The Patchouli is also an effective insecticide and has excellent insect repellant properties. It has been proven that Patchouli Essential Oil keeps away cockroaches and mosquitoes when sprayed or diffused in the air. A recent study published in the clinical journals had proven that Patchouli Essential Oil applied to skin keeps mosquitoes away for at least 2 hours. 

To make an insecticide spray, dilute in alcohol and put into a spray bottle and fire away. For skin application, dilute Patchouli Essential Oil in your favorite carrier oil like Grapeseed Oil, Virgin Coconut Oil or Sweet Almond Oil and apply to skin. Re-apply every 2 hours. Patchouli smells earthy to be used alone, so you can add other essential oils that insects hate like Lavender, Peppermint, and many others.

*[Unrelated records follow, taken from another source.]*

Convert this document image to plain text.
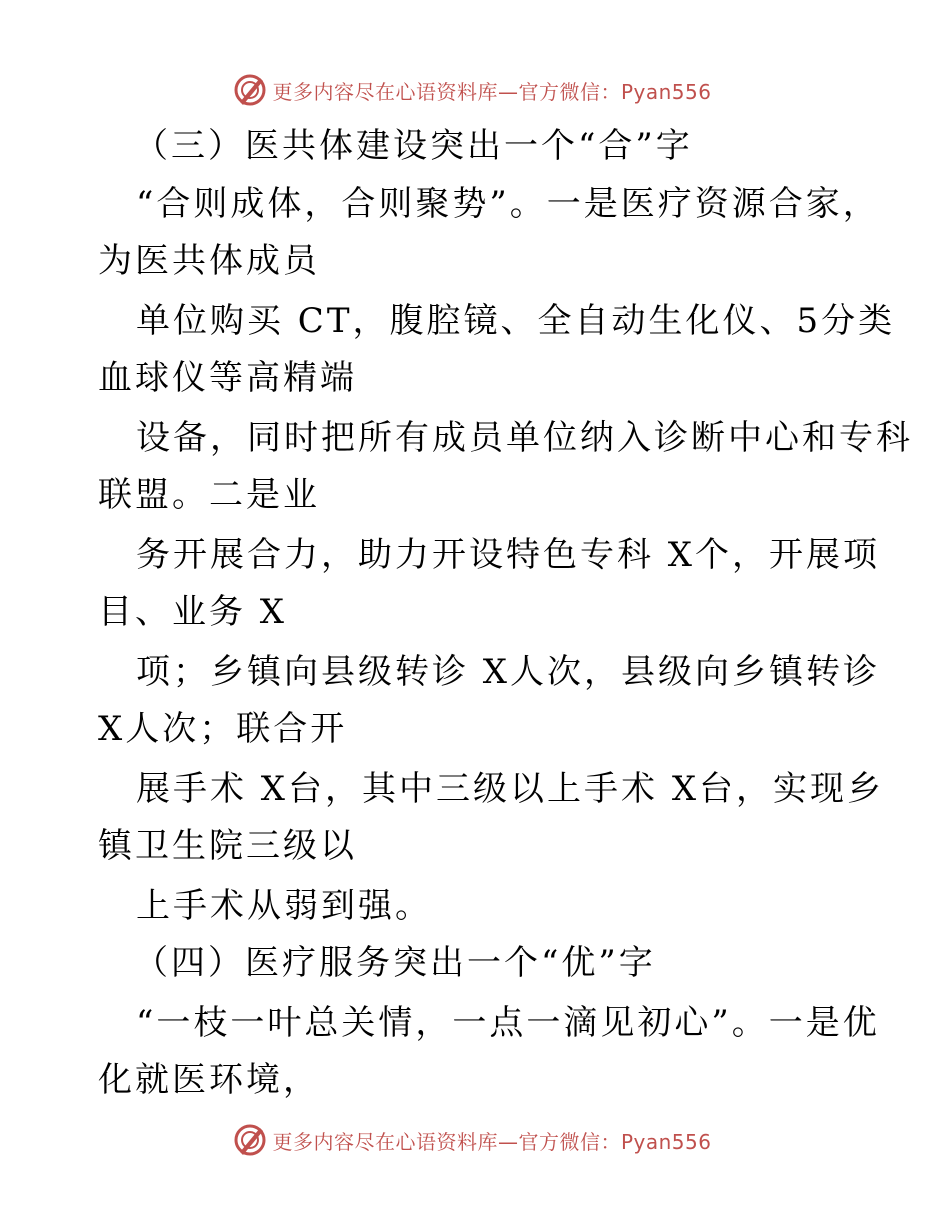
更多内容尽在心语资料库—官方微信：Pyan556
（三）医共体建设突出一个“合”字
“合则成体，合则聚势”。一是医疗资源合家，
为医共体成员
单位购买 CT，腹腔镜、全自动生化仪、5分类
血球仪等高精端
设备，同时把所有成员单位纳入诊断中心和专科
联盟。二是业
务开展合力，助力开设特色专科 X个，开展项
目、业务 X
项；乡镇向县级转诊 X人次，县级向乡镇转诊
X人次；联合开
展手术 X台，其中三级以上手术 X台，实现乡
镇卫生院三级以
上手术从弱到强。
（四）医疗服务突出一个“优”字
“一枝一叶总关情，一点一滴见初心”。一是优
化就医环境，
更多内容尽在心语资料库—官方微信：Pyan556
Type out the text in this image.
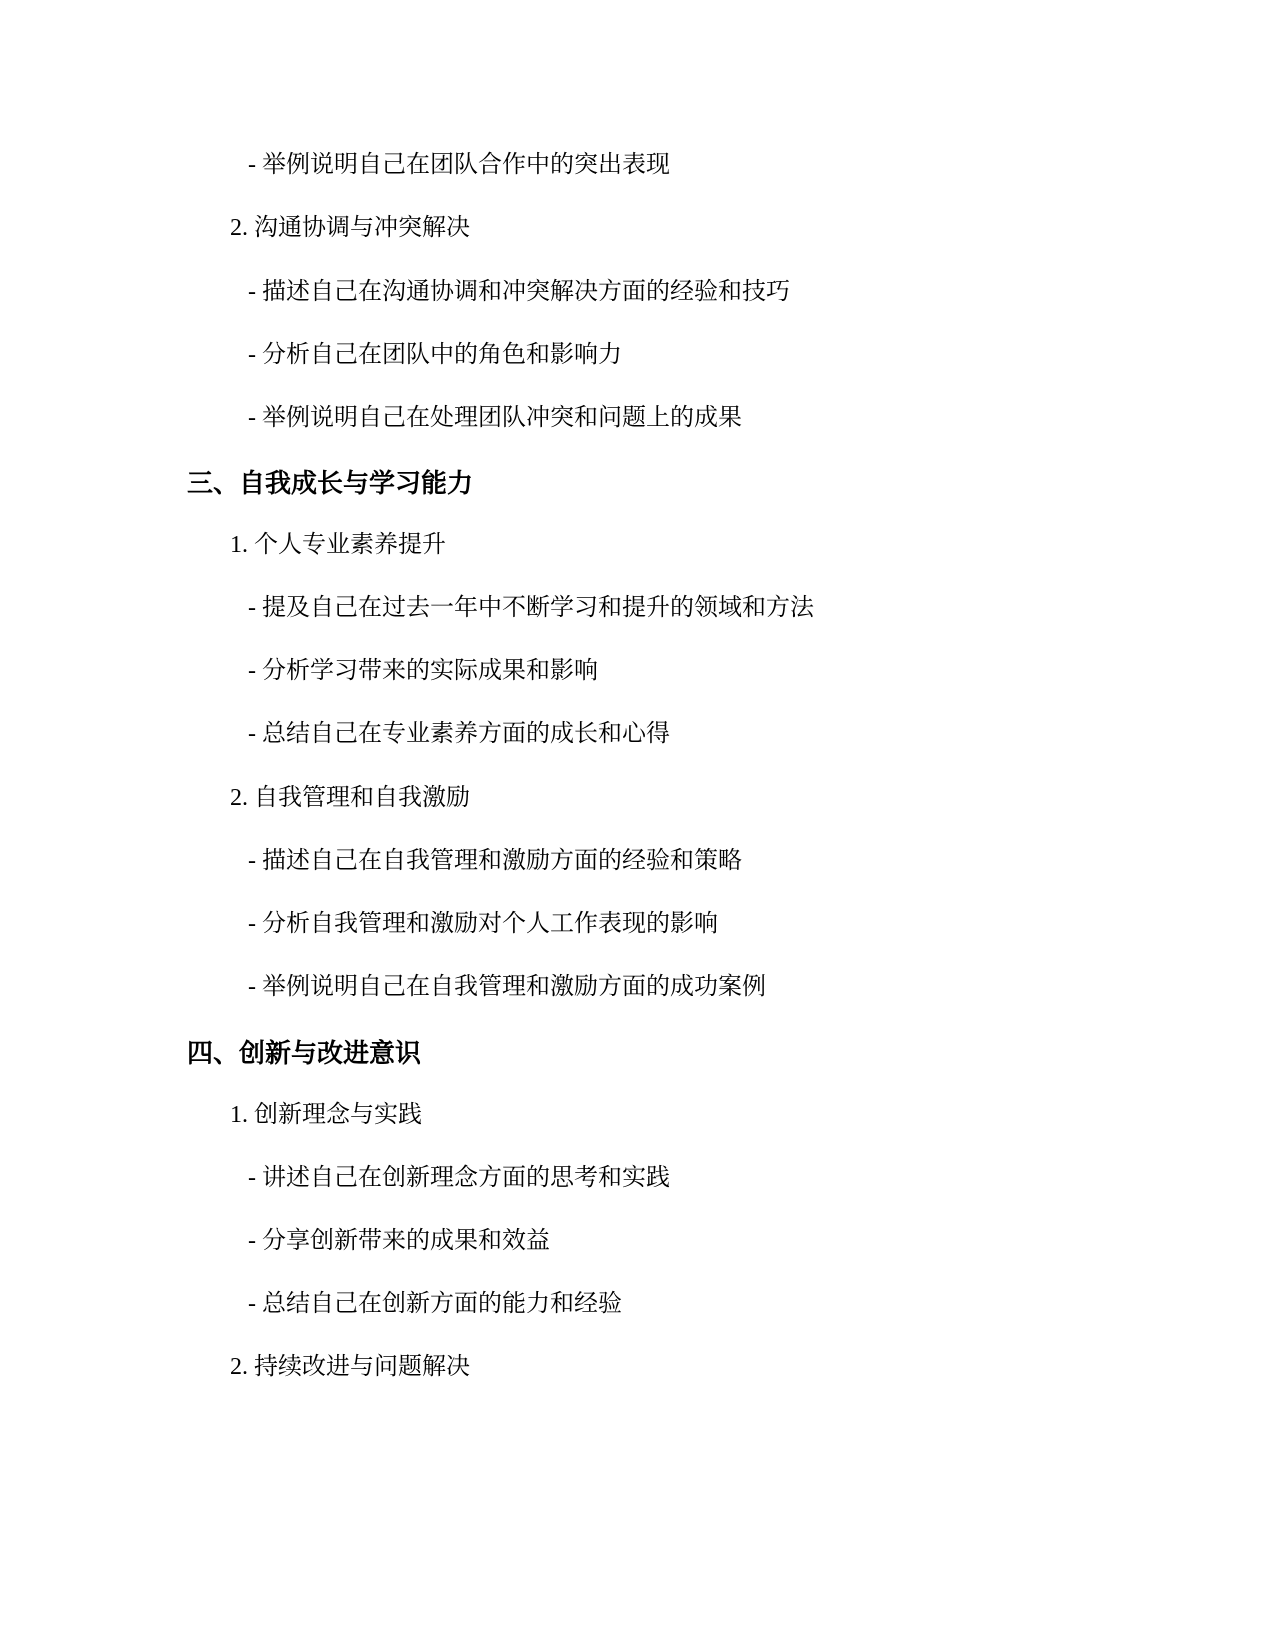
- 举例说明自己在团队合作中的突出表现
2. 沟通协调与冲突解决
- 描述自己在沟通协调和冲突解决方面的经验和技巧
- 分析自己在团队中的角色和影响力
- 举例说明自己在处理团队冲突和问题上的成果
三、自我成长与学习能力
1. 个人专业素养提升
- 提及自己在过去一年中不断学习和提升的领域和方法
- 分析学习带来的实际成果和影响
- 总结自己在专业素养方面的成长和心得
2. 自我管理和自我激励
- 描述自己在自我管理和激励方面的经验和策略
- 分析自我管理和激励对个人工作表现的影响
- 举例说明自己在自我管理和激励方面的成功案例
四、创新与改进意识
1. 创新理念与实践
- 讲述自己在创新理念方面的思考和实践
- 分享创新带来的成果和效益
- 总结自己在创新方面的能力和经验
2. 持续改进与问题解决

Unlike other essential oils, Patchouli is uniquely adverse to aging. It is one of the few essential oils that gets better in smell and in performance as it ages. Like fine wine, old Patchouli essential oil can still be used with incrementally better results.

It is only sad that the major production of "Kabling" is not located here in the Philippines. Being endemic in our country and other tropical nations, it has lots of potential in making local farmers create a living out of growing these. According to the various resources available online, Indonesia produces the largest supply of the plant to the world. Here in the country, we have yet to see a local grower and distiller of Patchouli essential oils. As of the moment, it is safe to say that all Patchouli essential oils existing in the country are imported from other parts of the world.